Сочельник строгого режима. Тюремно-лагерные были - страница 3



Не было ясности, был ли дед Гордей в той разборке потерпевшим или совсем наоборот, зато была у него на тот момент в хате снисходительная репутация то ли баптиста, то ли слегка сумасшедшего. Потому что часто листал он какую-то книгу без обложки, и порою сам с собой разговаривал, с головой накрывшись на шконаре в са́мом углу, у той самой форточки размером с кошачью голову.

Возможно, поэтому никто разговор и не поддержал.

Про беду, похоже, он очень кстати вспомнил. Слово «беда» в неволе свой особенный смысл имеет. «Беда» здесь – то же, что и «делюга», короче, синоним состава преступления. У каждого переступающего порог тюремной камеры просят не статью обвинения назвать, а так и спрашивают:

– Какая у тебя беда?

Тут лишь в очередной раз удивиться оставалось, насколько безупречно точен арестантский язык. Потому что «беда» каждого третьего из нынешнего населения нашей хаты представляла собой чудовищный гибрид результата невезения человеческого и произвола отечественных правоохранителей.

Вот Витя-молдаванин. Приехал в Москву на заработки, на стройку устроился. Сначала всё нормально: трудился, деньги семье на Родину посылал. Потом с выплатами – заминка, а жрать надо, начал в универсаме подворовывать. По мелочи, чтобы ноги не протянуть. Раз сошло, два получилось, на третий раз охранники магазина бдительностью блеснули. С поличным скрутили, сразу предложили:

– Давай полтинник – замнём, отпустим… Нет – мусорам сдадим…

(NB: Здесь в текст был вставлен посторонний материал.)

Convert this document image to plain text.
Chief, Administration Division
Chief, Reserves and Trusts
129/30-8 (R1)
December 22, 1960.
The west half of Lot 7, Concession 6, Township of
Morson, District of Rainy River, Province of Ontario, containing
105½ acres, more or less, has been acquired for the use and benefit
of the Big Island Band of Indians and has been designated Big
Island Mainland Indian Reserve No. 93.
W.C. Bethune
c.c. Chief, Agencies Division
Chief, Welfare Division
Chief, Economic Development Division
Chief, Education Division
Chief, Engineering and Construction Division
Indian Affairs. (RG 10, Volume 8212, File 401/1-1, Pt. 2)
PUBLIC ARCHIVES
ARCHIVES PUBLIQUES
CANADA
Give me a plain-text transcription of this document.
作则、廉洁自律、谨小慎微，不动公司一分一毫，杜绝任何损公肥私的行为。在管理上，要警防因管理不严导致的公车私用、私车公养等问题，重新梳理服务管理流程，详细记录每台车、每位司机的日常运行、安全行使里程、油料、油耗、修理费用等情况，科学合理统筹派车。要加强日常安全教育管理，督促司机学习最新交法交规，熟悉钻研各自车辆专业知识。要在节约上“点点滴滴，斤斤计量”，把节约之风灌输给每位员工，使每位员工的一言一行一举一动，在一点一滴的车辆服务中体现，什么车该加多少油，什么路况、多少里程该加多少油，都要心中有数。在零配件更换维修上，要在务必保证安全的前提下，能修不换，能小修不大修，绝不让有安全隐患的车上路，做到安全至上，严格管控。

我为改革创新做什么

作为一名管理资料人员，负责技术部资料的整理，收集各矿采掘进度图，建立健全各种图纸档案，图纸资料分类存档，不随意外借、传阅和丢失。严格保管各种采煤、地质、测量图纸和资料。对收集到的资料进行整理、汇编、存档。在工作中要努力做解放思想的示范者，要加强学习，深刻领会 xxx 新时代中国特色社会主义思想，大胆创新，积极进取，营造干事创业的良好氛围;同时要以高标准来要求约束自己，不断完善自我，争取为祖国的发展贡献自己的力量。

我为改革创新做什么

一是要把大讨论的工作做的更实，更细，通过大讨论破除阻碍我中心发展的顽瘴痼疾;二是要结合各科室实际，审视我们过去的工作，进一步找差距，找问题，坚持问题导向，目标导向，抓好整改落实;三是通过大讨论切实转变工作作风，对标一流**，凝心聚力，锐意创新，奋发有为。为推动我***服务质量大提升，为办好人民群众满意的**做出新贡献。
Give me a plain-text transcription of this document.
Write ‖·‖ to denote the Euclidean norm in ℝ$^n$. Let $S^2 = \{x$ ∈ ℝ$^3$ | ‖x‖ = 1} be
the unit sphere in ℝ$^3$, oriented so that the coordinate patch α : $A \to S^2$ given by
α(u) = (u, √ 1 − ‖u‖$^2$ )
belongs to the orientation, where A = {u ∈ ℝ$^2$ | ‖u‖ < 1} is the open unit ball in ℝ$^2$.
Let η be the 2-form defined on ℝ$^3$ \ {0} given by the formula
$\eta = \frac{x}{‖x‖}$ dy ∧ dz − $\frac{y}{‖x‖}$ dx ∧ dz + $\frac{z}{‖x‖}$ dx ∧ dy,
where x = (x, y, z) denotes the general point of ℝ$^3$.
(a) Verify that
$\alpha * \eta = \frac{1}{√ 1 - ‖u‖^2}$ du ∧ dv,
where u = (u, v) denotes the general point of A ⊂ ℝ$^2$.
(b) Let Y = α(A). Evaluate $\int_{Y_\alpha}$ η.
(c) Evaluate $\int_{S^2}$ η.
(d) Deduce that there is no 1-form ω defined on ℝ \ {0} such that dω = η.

Полтинник в этом случае – пятьдесят тысяч рублей. Не было у Вити таких денег, и взять было неоткуда. Потому и оказался он в ближайшем от универсама РОВД [11], где ещё одно очень похожее предложение услышал:

– Плати сотку и вали на свою стройку… Нет – значит суд впереди, а потом – срок…

Таких денег тем более взять было неоткуда. Вот и дожидался Витя в нашей хате суда, а значит и неминуемой зоны, а слово «беда» лучшим синонимом его истории было.

Вот Саша Каспер. Тот с наркотой залетел. Насколько действительно виноват был, не сейчас судить, но объявился в его деле адвокат, пообещавший, что «всё решить можно». За деньги, понятно. Говорил, что и со следаками и судьёй «всё схвачено» На первый «взнос» родители всю наличность собрали. На второй машину и дачу продали. На третий долгов и кредитов набрали. Только адвокат со всеми этими деньгами перед самым судом пропал. Вроде заболел, на суде вместо него его коллега был. Суд восемь лет назначил. Телефон первого адвоката так и не отвечал. Первые два дня после суда Каспер не пил, не ел, не спал, только курил и в одну точку смотрел. Понятно, что и для его случая «беда» слово самое подходящее.

Повторюсь, но таких «бедоносцев» в нашей камере добрая треть была…

Днём позднее, смотрун Косарь обратил внимание, что вырезанный из серебряной фольги, украсивший самодельный иконостас, орнамент вовсе не отклеился, а остался на своём, определённом участниками субботничка, месте. Объяснил это по-своему:

– У фольги основа другая… Потому и клейстер схватился…

И эта тема обитателям камеры интересной не показалась.

Вскоре о субботничке вовсе забыли. Не уверен, что кто-то из обитателей нашей хаты вспоминал о нём позднее. Разве что я, уже на воле, спустя столько лет, вспомнил. Даже этот рассказ написал. На тот момент мне, пожалуй, лет уже больше, чем тогда деду Гордею было.

А вот связь между белым цветом и белым светом я, кажется, усвоил. Именно после субботничка. Со слов деда Гордея. Которого, то ли баптистом, то ли сумасшедшим считали.